Le Fonds mondial de lutte contre le sida, la tuberculose et le paludisme, créé en 2002, est une institution financière internationale dont la mission est de collecter puis d’allouer des ressources supplémentaires pour la prévention et le traitement de ces trois pandémies. Ce partenariat entre gouvernements, société civile, secteur privé et communautés affectées s’inscrit dans une démarche novatrice de financements internationaux consacrés à la santé.

Depuis sa création, le Fonds mondial a fait du traitement et de la prévention effective de ces maladies une réalité pour des millions de personnes. Les taux de transmission du VIH sont en net recul dans presque toutes les régions du monde, y compris dans les pays les plus touchés. Les taux de mortalité diminuent avec l’amélioration de l’accès aux traitements. La mortalité due à la tuberculose a diminué de plus d’un tiers depuis les années 90. En maintenant les efforts, le paludisme pourrait être endigué en tant que problème de santé publique dans les pays où il est endémique.

En juin 2015, le Fonds mondial avait engagé depuis sa création près de 33 milliards de dollars dans 151 pays pour soutenir des programmes de prévention, de traitement et de soins à grande échelle contre les trois maladies.

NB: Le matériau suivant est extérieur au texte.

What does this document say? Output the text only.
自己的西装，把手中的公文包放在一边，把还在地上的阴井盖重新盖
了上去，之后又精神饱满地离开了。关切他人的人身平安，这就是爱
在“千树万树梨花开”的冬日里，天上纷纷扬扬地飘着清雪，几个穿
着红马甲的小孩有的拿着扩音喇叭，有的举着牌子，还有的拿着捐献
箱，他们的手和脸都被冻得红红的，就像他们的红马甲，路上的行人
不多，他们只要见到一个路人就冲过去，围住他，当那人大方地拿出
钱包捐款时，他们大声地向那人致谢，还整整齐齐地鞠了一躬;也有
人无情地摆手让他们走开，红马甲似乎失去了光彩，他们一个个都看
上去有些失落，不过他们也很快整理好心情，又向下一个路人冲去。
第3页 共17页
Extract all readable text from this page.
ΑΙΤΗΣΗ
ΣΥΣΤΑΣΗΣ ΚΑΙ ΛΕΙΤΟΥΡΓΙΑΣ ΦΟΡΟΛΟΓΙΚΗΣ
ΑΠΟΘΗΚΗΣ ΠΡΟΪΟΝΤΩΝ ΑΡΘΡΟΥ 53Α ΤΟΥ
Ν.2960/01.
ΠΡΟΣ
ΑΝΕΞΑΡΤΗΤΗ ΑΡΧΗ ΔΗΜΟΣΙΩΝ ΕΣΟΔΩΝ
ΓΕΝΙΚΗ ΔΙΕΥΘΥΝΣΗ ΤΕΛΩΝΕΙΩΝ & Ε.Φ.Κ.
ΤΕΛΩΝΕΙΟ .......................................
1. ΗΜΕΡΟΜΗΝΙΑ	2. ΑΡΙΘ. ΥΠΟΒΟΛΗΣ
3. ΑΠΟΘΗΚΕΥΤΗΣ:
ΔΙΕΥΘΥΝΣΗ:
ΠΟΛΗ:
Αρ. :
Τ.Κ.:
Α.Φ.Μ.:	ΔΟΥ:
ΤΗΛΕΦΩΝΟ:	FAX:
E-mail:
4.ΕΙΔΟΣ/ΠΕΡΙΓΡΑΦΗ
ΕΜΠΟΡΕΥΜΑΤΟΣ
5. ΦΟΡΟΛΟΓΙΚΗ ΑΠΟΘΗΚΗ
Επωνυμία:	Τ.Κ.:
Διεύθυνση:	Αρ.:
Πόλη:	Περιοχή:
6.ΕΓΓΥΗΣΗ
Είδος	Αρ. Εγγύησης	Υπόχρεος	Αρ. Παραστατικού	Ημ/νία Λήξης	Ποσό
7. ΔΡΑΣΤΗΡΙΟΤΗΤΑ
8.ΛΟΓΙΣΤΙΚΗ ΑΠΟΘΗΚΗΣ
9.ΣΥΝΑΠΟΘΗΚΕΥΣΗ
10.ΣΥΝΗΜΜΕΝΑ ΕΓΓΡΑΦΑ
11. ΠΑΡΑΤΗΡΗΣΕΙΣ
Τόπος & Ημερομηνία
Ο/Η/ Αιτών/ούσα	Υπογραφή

Grâce aux versements du Fonds, plus de 7,3 millions de personnes ont pu bénéficier de traitements antirétroviraux contre le sida, 12,3 millions de personnes ont pu être dépistées et soignées pour la tuberculose et 450 millions de moustiquaires imprégnées ont été distribuées afin de lutter contre le paludisme. Les financements du Fonds ont également permis de renforcer les systèmes de santé nationaux, par l’amélioration des infrastructures et la formation des prestataires de services et des professionnels de santé dans de nombreux pays.

La France a été l’un des principaux acteurs de la création du Fonds mondial. à la fin décembre 2014, elle a versé 3,92 milliards d’euros à l’institution, soit un peu moins de 13% de l’ensemble de ses ressources (la France est le deuxième contributeur après les États-Unis qui financent 33% du total).

La contribution de la France a augmenté au fur et à mesure du déploiement des financements du Fonds mondial. Elle s’élève depuis 2010 à 360 millions d’euros par an.

La contribution de la France au Fonds mondial s'élève depuis 2010 à 360 millions d'euros par an. - PNG

Ce soutien financier s’accompagne d’un soutien politique constant, en particulier dans la promotion et la préservation des valeurs fondatrices du Fonds mondial, tel que le rôle majeur donné aux communautés affectées par les pandémies, à la société civile et aux gouvernements récipiendaires dans la gouvernance du Fonds.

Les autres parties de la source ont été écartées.